Re: the openid para

On 28 April 2011 04:50, peter williams <home_pw@msn.com> wrote:
>
> "OpenID reduces the account multiplication issue by allowing users to login
> to every site using the same global identifier. This provides a base from
> which WebId can be deployed, procuring the following extra advantages:
> Protocol simplicity: the WebID protocol is a lot simpler, requiring only one
> more connection over and above the connection to the requested resource,
> where the result is cacheable. OpenID requires seven TLS connections,
> significantly more than WebID. These additional steps create opportunities
> for denial of service attacks, making it more difficult to secure and to
> debug."
>
> I think we are still learning to make effective pitches. The above, for
> example, now submitted, sounds somewhat catty. If my sales team used that
> tone about our competition, Id consider him jaded and time for retirement.

I have to agree. I have nothing but admiration for the technical
progress of this work, but I do find the messaging re OpenID over the
years has been needlessly (and perhaps unintentionally)
confrontational. Last thing we need is a retread of the unfortunate
tribalism that was 'microformats versus Upper Case Semantic Web'.
WebID stands on its strengths. And in some cases, being able to fall
back to OpenID (eg. from the certless cybercafe PC scenario) is more
appealing than messing around using a password to install (and then
remove) a transient WebID cert on an uknown PC.

[...]

> Now, that's too wordy. But, look at the difference in tone. One carps about
> the competitions most negative points. If I was an openid author, Id be
> showing no love for webid, at this point (simply because of the tone,
> taken). The other notes the differences in design schools, arguing our case
> for eliminating certain openid flows. In doing so, we happen to also
> indicate the limits of webid, so it's harder to portray our work as
> something that simply has done insufficient analysis of the requirements.

Yes. A lot of people are enthusiastic about the general ideas behind
OpenID, but pretty agnostic about the technical details. Others are
frustrated by the slow adoption progress, and usability problems.
Showing some fresh sympathetic ideas fits well with this situation;
I'm not sure 'our stuff is better' works so well.

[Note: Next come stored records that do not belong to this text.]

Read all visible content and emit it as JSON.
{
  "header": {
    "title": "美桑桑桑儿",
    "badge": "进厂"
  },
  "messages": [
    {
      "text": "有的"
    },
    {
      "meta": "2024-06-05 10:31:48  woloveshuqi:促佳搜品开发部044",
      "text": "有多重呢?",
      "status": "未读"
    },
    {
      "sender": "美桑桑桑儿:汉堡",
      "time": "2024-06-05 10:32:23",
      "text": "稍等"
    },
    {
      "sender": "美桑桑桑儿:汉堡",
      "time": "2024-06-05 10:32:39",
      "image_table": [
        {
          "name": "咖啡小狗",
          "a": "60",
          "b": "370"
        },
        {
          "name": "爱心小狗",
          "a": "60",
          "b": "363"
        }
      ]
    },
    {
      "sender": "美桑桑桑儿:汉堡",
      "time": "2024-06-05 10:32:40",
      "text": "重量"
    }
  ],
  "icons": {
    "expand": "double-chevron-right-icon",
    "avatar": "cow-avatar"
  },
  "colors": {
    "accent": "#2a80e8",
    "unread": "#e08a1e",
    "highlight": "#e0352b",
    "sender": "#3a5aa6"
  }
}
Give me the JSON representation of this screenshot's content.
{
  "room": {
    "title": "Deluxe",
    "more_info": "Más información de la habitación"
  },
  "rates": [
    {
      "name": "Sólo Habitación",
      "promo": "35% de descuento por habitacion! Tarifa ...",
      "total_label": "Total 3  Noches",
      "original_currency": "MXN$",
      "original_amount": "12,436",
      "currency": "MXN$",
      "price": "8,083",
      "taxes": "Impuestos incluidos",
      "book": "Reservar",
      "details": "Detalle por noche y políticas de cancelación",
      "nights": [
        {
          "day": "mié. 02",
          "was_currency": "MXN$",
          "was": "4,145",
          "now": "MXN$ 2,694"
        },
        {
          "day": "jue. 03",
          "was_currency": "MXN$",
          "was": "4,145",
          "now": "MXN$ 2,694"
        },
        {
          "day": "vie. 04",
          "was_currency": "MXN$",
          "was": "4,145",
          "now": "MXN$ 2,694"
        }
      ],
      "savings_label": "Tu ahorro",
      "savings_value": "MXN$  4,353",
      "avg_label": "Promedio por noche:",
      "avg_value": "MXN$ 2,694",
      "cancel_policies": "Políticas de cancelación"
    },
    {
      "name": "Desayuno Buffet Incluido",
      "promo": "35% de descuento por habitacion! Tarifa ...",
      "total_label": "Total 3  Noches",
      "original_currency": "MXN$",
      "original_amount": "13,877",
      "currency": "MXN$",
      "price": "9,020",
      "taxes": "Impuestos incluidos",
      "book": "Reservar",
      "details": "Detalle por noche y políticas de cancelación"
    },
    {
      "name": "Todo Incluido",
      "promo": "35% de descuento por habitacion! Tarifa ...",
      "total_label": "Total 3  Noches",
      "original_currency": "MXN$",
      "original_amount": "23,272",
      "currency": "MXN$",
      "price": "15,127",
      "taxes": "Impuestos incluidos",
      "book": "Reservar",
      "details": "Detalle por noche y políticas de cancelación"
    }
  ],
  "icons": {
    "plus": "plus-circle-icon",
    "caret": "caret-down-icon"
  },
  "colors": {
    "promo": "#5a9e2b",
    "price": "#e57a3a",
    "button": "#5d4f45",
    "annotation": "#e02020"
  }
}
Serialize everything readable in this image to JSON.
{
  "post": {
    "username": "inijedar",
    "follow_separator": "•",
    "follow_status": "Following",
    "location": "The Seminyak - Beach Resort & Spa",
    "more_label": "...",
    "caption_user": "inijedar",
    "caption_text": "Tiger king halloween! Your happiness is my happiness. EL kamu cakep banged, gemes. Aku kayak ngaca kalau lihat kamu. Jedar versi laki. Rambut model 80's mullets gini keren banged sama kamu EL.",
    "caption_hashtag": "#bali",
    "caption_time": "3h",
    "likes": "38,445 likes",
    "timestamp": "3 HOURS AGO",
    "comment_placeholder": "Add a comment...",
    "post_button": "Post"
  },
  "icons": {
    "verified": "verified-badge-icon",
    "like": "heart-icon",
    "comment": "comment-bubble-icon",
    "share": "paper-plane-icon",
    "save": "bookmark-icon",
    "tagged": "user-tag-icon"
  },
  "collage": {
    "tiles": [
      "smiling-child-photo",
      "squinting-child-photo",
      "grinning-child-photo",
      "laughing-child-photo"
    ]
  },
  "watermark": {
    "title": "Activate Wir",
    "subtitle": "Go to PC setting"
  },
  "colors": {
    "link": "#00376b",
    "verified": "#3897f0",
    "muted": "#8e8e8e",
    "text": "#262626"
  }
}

> I think we have to learn to go for a multi-protocol world, that ADMITS
> websso, now. I note how the long fought multi-scheme URI made it
> successfully into the description. Good! Several more religion points to
> eliminate further, yet - simply so that the conditions for mass-adoption are
> encountered.

>From the point of view of the more descriptively-oriented FOAF work,
multi-protocol is not just unavoidable, but essential. Protocols are
the papertrail that let us move from RDF triples to RDF quads, to keep
track of who-said-what and to then be able to query them usefully in
SPARQL or even reason about them. There is a level of abstraction
where we should care to record the exact transaction details
associated with some package of RDF claims; and there's a
protocol-agnostic level where we'll instead associate those claims
directly with their human/social source - a person, group or
organization. While WebID and digital signature (PGP or otherwise) are
key tools there, so are custom REST APIs, XMPP, and other older, more
domesticated protocols like IMAP and POP. The important idea to
establish is that we have this soup of source-attributed claims, and
that different applications are free to make sense of them in quite
different ways. The way I'd deal with checking or exploiting the kinds
of factual claims that appear in http://dbpedia.org/page/Jackie_Chan
is quite different to how I'd handle claims about write access to a
Facebook group, or a db of detailed scientific claims; yet the semweb
infrastructure provides some level of useful common abstraction and
tooling.

Another example: Google's Social Graph API looks at the logic of pairs
of Web pages saying, reciprocally (in XFN and FOAF), "this [over
there] is [from/by] me too". The strategy works pretty well, for
upgrading and folding together claims found in the scruffy Web. If my
Twitter and YouTube pages both have rel=me pointing at the other, it
is less risky to treat claims found from each account as having common
origins. While this isn't OpenID, nor WebID, ... it can be integrated
into our narrative if we focus on the basic idea of a Web of documents
and parties making structured claims about the world.

Regarding multi-protocol, perhaps the most effective thing that could
be done in the WebID community would be to create or patch
opensource/free software tools to be protocol agnostic, and which
would allow Web developers to implement 'login with openid or webid or
facebook or twitter or ...' rather than face each hurdle separately.

The culture around W3C --- a standards organization, after all ---
tends unconsciously towards answering all "what should we do?"
questions with answers that are variations on "make or improve a
standard!". With WebID we can afford to think more broadly, ... and if
software-oriented activities have a better chance of getting us where
we want to go, to put some time into that(*). Updating the various
wordpress, drupal, mediawiki etc etc openid addons to handle WebID too
would be a big boost. But then so would having a not-for-geeks "login
with your Web identity" narrative that would subsume technology
differences between OpenID and WebID.

cheers,

Dan

(*) saying this, I'm painfully aware that I've not had time to put
much time into any of this lately, so maybe I shouldn't be cavalier in
making suggestions for how others assign their time.